🤖 AI Summary
This study addresses the limitation of conventional symmetric error metrics in power load forecasting, which fail to capture operational safety risks—particularly underestimation that may lead to supply shortages. To bridge this gap, the authors propose a safety-oriented evaluation framework featuring asymmetric metrics, including asymmetric MAPE, underestimation rate, and 99.5th percentile reserve margin, thereby exposing the misalignment between standard accuracy measures and actual grid risk. Furthermore, they introduce S-Mamba, a weather-aware state-space model designed to enhance prediction reliability under extreme conditions. Experimental results demonstrate that S-Mamba achieves a 99.5th percentile tail-risk reserve margin of only 14.12%, significantly outperforming iTransformer’s 16.66%, and thus confirming its superior capability in safeguarding grid security.
📝 Abstract
Accurate grid load forecasting is safety-critical: under-predictions risk supply shortfalls, while symmetric error metrics can mask this operational asymmetry.
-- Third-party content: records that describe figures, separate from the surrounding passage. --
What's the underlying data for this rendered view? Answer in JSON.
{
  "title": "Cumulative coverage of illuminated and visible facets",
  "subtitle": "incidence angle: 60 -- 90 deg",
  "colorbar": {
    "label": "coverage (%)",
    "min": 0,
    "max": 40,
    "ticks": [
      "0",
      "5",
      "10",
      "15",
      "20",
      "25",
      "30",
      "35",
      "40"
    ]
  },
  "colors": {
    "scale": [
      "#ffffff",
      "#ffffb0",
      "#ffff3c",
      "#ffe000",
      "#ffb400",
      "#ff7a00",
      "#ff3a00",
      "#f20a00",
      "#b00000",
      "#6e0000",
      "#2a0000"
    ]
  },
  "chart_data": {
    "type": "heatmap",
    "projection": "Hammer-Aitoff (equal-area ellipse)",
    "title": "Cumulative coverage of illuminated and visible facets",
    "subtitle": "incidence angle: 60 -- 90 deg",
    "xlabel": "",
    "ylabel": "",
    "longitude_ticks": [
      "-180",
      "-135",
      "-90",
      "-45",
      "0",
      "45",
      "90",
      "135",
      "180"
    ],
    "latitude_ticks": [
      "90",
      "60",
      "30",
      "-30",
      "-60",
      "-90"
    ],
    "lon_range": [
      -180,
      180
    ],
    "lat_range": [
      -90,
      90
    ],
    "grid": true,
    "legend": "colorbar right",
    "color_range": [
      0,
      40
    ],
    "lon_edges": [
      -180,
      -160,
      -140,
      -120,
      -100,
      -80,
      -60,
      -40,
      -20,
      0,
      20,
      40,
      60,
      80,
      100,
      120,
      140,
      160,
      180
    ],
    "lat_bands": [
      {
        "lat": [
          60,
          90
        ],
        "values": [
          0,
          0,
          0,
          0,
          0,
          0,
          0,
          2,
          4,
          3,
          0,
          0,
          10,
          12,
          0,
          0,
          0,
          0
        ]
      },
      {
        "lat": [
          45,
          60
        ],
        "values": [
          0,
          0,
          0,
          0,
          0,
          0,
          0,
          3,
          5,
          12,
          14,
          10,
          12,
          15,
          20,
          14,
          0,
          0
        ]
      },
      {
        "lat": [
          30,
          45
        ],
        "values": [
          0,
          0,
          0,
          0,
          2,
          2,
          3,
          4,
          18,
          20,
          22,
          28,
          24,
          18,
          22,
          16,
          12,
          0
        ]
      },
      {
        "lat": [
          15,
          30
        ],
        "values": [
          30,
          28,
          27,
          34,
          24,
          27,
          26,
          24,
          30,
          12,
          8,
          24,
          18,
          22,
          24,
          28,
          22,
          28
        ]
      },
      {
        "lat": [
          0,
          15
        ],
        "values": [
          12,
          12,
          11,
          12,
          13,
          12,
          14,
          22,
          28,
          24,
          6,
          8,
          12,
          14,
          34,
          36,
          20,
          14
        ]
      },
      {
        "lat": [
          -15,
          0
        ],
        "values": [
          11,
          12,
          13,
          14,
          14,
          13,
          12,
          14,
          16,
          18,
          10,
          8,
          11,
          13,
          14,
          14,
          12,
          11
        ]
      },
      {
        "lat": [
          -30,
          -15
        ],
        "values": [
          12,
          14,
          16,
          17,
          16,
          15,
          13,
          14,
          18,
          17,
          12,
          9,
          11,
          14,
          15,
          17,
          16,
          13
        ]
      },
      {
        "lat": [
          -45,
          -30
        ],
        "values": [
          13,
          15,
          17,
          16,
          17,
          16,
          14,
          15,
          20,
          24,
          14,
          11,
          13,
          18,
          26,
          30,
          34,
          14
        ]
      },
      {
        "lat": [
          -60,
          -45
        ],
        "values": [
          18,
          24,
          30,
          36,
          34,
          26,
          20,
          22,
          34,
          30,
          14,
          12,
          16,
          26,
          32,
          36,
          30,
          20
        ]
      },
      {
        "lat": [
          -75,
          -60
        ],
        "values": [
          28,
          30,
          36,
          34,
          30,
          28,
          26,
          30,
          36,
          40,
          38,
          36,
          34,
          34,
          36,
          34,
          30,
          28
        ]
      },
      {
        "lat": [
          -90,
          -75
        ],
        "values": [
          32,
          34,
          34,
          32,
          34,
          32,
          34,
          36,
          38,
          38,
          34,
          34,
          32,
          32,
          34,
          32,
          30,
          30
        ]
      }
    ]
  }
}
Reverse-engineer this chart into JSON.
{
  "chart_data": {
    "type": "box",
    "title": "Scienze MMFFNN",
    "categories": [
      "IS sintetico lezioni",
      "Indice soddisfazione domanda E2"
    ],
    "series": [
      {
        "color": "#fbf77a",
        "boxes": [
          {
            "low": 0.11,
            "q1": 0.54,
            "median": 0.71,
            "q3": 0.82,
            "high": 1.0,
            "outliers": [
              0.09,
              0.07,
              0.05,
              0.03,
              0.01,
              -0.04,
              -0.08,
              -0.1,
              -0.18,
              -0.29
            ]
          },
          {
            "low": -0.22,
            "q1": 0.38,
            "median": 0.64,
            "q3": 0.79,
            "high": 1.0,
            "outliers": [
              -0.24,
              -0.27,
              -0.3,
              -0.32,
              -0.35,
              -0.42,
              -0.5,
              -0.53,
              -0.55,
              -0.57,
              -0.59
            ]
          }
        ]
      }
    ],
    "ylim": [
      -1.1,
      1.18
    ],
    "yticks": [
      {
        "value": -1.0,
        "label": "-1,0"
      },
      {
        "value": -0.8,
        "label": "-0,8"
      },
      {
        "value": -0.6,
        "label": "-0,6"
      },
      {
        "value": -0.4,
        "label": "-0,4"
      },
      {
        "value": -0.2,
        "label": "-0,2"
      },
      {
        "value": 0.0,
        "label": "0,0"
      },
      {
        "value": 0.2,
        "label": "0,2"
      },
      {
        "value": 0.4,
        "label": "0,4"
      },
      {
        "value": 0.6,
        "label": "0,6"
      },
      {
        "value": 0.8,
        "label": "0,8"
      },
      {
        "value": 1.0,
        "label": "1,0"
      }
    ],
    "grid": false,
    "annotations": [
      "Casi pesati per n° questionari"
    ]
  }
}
We introduce an operator-legible evaluation framework -- Under-Prediction Rate (UPR), tail Reserve$_{99.5}^{\%}$ requirements, and explicit inflation diagnostics (Bias$_{24h}$/OPR) -- to quantify one-sided reliability risk beyond MAPE. Using this framework, we evaluate state space models (Mamba variants) and strong baselines on a weather-aligned California Independent System Operator (CAISO) dataset spanning Nov 2023--Nov 2025 (84,498 hourly records across 5 regional transmission areas) under a rolling-origin walk-forward backtest. We develop and evaluate thermal-lag-aligned weather fusion strategies for these architectures. Our results demonstrate that standard accuracy metrics are insufficient proxies for operational safety: models with comparable MAPE can imply materially different tail reserve requirements (Reserve$_{99.5}^{\%}$). We show that explicit weather integration narrows error distributions, reducing the impact of temperature-driven demand spikes. Furthermore, while probabilistic calibration reduces large-error events, it can induce systematic schedule inflation. We introduce Bias/OPR-constrained objectives to enable auditable trade-offs between minimizing tail risk and preventing trivial over-forecasting.